4.a But to take the gain curve from one brand/model/tier and copy it to the gain curve of another brand/model/tier is a big no no in my opinion. The gain curve is a result of many things, the amplification prescription based on your audiogram, then your fittings, then your REM adjusted amplification, not to mention the processing parameters anywhere from the fitting rationale selected, to the program of choice (like music or speech in noise or outdoors), to technologies like frequency lowering, sudden sound stabilizer, wind handling, feedback management, the amount of noise reduction selected, the personalization for either clarity/sharpness or comfort/softness, etc and etc. Many, if not all, of these things can affect what the gain curve will look like. To just copy the gain curve of one device over to another is just a lazy cop-out to replace doing the proper job of fitting and adjusting to arrive at a proper and effective result.
4.b Exactly. To begin with, most hearing aid mfgs have their own different proprietary fitting rationales, based on many things, like the hearing loss profiles (ski slopes or cookie bites or flat loss or reverse ski slope or reverse cookie bite, etc), and all of these nuances in their fitting rationales will affect the end result of the prescribed gain curve, not to mention all the parameters mentioned above in 4.a. So even laymen like you and I already see through the farce that tells us that all insertion gain curves are identical between devices. I don’t really know where they’re coming from to be telling us that gain curves are identical and can just be copied from one brand/model to the next. If it’s from the exact same brand/model/tier for the same settings as a replacement to a defective hearing aid, then OK. Otherwise, it’s nonsense.
Without know the interaction between you and your HCP that arrived at these curves, nobody can really know what to say about these end results, except that if you’re happy with this end results, then OK, your HCP must have done a good job. But it’s not possible to look at the end results like these and be able to determine what techniques they use. There seems to be a lot of emphasis in the 2 KHz range while your hearing loss is flat. It may not be any set technique used per se. It might just have been trial and error adjustment based on the many sessions they spend with you to arrive at this final result from a differently looking original beginning result.

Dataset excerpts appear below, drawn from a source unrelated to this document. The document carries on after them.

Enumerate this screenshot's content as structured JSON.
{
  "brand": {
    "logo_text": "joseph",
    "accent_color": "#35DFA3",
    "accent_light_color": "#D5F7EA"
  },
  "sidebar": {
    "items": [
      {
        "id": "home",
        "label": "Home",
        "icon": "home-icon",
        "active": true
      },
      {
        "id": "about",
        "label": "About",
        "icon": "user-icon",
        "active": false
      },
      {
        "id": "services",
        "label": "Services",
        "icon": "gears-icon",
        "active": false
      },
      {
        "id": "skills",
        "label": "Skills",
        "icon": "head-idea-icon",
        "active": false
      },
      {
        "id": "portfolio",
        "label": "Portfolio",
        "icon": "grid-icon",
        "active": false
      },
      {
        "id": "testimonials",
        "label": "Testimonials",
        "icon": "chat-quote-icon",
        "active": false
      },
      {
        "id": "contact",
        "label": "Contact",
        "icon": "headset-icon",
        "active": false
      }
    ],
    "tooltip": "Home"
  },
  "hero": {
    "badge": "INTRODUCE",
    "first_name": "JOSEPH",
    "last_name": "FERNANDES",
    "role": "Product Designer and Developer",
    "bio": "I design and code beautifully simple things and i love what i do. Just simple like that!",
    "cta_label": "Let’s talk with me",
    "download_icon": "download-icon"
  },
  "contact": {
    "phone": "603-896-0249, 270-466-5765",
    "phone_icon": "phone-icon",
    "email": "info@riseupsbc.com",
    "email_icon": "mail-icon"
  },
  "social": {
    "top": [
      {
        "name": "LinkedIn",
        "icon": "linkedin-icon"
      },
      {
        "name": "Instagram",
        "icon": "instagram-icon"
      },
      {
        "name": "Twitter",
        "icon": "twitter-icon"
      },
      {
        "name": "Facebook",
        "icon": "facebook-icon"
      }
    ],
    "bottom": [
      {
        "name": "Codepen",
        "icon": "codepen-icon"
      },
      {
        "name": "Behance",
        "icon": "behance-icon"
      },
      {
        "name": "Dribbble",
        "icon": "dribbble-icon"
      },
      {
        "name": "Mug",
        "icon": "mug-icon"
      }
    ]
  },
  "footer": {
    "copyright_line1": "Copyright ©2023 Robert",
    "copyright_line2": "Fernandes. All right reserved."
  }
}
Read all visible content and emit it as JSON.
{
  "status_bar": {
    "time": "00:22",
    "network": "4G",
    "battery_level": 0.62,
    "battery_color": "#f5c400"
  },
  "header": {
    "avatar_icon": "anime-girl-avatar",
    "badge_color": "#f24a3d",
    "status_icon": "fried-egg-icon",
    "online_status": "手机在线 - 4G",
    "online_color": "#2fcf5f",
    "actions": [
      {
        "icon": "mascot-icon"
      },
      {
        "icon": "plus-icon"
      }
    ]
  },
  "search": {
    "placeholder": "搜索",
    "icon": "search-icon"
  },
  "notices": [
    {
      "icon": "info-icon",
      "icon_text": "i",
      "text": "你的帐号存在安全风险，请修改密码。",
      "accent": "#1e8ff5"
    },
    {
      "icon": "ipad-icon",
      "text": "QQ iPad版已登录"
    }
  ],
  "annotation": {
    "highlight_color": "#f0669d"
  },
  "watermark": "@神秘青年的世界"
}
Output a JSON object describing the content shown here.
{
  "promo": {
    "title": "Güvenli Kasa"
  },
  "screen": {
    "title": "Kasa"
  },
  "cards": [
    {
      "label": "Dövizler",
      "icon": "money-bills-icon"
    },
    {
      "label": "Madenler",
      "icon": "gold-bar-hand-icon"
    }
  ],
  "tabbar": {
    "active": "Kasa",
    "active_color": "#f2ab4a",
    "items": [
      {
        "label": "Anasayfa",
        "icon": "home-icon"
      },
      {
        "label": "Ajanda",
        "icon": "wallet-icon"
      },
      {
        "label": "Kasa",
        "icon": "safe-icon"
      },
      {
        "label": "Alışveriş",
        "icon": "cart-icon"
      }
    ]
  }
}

I can only comment if this question pertains to the Real Feedback Management setting, which is the new Real Optimizer feedback prevention technology. If it’s in regard to other brands/models/feedback management technologies, then my comments here don’t apply. But yes, in general, if you don’t really have any issue with your HCP setting the new Real Optimizer Feedback Management setting to Normal, which is the max level (other than Low or OFF which are the other 2 levels), then it’d be the appropriate thing to do, to set it as Normal. There’s no downside to it, UNLESS you start hearing fluttering sounds on occasions (that is designed to stave off feedback when the potential for feedback to occur is detected), and this fluttering sound happens often enough to annoy you, then it can be changed to Low to minimize the fluttering issue. But in return, the potential for feedback to occur may be higher if you set this to Low or OFF. But if it must be at Low or OFF, then your HCP can activate the older traditional Feedback Analyzer that is still available to supplement the newer Optimizer Feedback Management feature.